The latest reports indicate that the U.S. economy, with part of the first-quarter strength
arising from a mild winter coupled with the latest increase in interest rates by one-half of a
percentage point in the second quarter, can be expected to slow down. This would come as a welcome
development in light of the Federal Reserve’s concern about inflationary pressures. Nevertheless,
another rate hike is likely to occur in early July.

The producer price index for finished goods declined 0.3 percent in April, after rising by
1.0 percent in March and February. The decline was due to a sharp 4.1-percent drop in energy
prices, which rose 5.8 percent in March and 5.2 percent in February.

Consumer prices were flat in April after surging 0.7 percent in March and 0.5 percent in
February. The core inflation was up 0.2 percent.


Industrial Production Picks Up The Pace; Business Sales Surge


Industrial production has picked up speed in the last two months after slowing down in
February. Output grew 0.9 percent in April and gained 0.7 percent in March. This was the strongest
gain since August 1998.

Factory output also rose 0.8 percent with most industries registering gains. Utility output
rebounded 2.8 percent.

Housing starts bounced up 2.8 percent in April to an annual rate of 1.663 million, partially
offsetting the 11.2-percent drop in March.

Construction of single-family homes edged up 0.3 percent to 1.329 million.
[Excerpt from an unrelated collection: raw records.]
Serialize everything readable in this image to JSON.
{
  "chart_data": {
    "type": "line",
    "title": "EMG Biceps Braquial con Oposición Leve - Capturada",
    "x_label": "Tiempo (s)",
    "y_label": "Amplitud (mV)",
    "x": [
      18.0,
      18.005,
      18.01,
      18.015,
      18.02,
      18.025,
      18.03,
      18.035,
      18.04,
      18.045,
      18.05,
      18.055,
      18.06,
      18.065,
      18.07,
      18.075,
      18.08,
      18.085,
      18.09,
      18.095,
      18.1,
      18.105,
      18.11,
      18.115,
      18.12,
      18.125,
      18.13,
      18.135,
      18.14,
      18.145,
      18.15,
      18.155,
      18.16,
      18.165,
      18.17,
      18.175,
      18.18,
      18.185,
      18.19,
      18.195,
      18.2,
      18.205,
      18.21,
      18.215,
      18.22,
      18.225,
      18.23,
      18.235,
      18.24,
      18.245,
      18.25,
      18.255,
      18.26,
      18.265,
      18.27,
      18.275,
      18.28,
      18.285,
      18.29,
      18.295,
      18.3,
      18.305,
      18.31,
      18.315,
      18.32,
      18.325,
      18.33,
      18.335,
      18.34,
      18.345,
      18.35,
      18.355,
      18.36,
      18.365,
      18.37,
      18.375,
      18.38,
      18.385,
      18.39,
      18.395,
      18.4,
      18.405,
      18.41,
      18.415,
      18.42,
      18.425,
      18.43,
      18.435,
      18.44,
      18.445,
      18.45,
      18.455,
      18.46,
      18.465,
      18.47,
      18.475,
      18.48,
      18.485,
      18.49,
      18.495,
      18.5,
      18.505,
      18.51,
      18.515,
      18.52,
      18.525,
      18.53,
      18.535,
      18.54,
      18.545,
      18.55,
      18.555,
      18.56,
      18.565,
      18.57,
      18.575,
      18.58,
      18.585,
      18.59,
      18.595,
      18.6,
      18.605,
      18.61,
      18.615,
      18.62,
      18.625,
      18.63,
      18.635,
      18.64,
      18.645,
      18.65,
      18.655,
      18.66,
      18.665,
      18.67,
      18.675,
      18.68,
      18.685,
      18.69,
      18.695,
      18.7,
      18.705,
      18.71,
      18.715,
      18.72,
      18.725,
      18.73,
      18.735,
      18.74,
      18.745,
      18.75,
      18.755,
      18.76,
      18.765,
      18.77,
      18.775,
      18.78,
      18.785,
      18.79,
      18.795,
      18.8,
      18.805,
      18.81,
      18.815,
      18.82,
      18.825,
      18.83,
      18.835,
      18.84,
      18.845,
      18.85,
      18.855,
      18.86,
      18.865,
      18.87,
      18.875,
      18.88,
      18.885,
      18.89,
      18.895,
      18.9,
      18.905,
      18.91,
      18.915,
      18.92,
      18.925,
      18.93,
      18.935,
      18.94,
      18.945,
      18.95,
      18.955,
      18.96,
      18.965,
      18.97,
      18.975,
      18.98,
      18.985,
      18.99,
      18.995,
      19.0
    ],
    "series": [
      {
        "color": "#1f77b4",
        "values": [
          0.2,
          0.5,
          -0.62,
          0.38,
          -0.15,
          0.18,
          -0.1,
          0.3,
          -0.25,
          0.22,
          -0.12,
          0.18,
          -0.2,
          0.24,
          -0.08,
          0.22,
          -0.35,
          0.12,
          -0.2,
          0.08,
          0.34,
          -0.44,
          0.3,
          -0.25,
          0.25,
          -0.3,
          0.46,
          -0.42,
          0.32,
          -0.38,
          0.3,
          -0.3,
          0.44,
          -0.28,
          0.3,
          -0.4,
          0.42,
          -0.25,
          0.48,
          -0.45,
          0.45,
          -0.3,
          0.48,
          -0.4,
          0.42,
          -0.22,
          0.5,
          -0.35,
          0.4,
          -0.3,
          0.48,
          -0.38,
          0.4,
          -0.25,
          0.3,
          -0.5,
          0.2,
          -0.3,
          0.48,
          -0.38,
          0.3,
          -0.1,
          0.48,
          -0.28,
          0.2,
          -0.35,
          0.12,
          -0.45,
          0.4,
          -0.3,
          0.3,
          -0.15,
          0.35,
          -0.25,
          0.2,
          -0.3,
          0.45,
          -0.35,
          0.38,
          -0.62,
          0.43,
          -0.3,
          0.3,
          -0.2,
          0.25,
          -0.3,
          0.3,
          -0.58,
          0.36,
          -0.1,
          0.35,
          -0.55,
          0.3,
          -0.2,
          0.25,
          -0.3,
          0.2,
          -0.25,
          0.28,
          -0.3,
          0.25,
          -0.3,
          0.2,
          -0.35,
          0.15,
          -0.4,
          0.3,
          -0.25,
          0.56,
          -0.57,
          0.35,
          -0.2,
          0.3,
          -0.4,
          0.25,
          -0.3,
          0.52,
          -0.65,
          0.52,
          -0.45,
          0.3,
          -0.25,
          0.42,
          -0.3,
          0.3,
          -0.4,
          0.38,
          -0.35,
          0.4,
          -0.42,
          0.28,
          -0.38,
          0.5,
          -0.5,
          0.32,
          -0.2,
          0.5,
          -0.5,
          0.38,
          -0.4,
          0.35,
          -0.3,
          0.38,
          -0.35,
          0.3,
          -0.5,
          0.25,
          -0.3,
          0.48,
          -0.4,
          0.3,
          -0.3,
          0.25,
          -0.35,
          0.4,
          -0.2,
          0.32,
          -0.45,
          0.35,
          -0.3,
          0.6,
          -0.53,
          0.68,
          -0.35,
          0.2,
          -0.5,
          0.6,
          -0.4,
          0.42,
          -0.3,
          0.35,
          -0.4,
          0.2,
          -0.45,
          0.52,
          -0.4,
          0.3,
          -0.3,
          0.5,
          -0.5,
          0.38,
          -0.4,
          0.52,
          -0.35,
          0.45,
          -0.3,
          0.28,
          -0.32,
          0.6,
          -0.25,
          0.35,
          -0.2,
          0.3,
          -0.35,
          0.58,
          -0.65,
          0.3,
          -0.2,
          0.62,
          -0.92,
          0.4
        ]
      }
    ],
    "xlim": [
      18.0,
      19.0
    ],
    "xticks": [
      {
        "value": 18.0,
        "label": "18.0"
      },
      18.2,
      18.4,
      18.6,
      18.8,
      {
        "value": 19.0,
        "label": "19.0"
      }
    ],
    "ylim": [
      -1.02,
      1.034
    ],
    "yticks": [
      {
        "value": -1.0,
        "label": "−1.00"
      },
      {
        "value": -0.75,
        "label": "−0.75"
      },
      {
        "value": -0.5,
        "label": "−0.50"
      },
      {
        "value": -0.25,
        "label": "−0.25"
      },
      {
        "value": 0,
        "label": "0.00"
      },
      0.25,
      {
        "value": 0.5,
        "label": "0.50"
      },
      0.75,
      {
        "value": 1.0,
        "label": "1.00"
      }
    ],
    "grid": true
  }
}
Multifamily units
rebounded 14.0 percent to 0.334 million after taking a 41.2-percent dive in March.

Housing construction was 6.5 percent stronger than last year, but the rise in interest rates
will bring new construction down.

The U.S. trade deficit widened in March to a record $30.18 billion, up from $28.71 billion
in February. Exports rose 2.9 percent led by capital goods and industrial supplies, while imports
rose 3.4 percent as oil prices surged.

Business sales surged 1.2 percent in March after rising 0.4 percent in February. Meanwhile,
inventories grew 0.3 percent. As a result, the inventories-to-sales ratio slipped to 1.31 from 1.32
before.


Greige Fabric Prices Rebound;  Finished Fabrics, Synthetic
Fibers Prices Advance



Results for textiles and apparel were mixed. Textile output edged up 0.1 percent in April
following a strong 1.2 percent gain in March. The operating rate for textiles mirrored the output
pattern, staying flat at 84.3 percent.

Sales by textile manufacturers took a 1.2-percent dive in March, while inventories rose 0.6
percent. Thus, the inventory-to-sales ratio climbed to 1.57 from 1.54 in February.

The industry’s payrolls slipped 0.1 percent in April. The volatile jobless rate for textile
mill workers came down to 5.4 percent from 6.0 percent in March.

Retail sales fell 0.2 percent in April after rising 0.5 percent in March. Furniture stores
took in 0.3 percent more than the month before. Apparel and accessory store sales turned down 0.9
percent in April after surging 1.6 percent in March.

Producer prices of textiles and apparel rebounded 0.2 percent in April to erase a
0.2-percent decline in March. Prices rebounded 1.6 percent for greige fabrics, advanced 0.8 percent
for finished fabrics and moved up 0.7 percent for synthetic fibers.

Prices were unchanged for processed yarns and threads, and for home furnishings.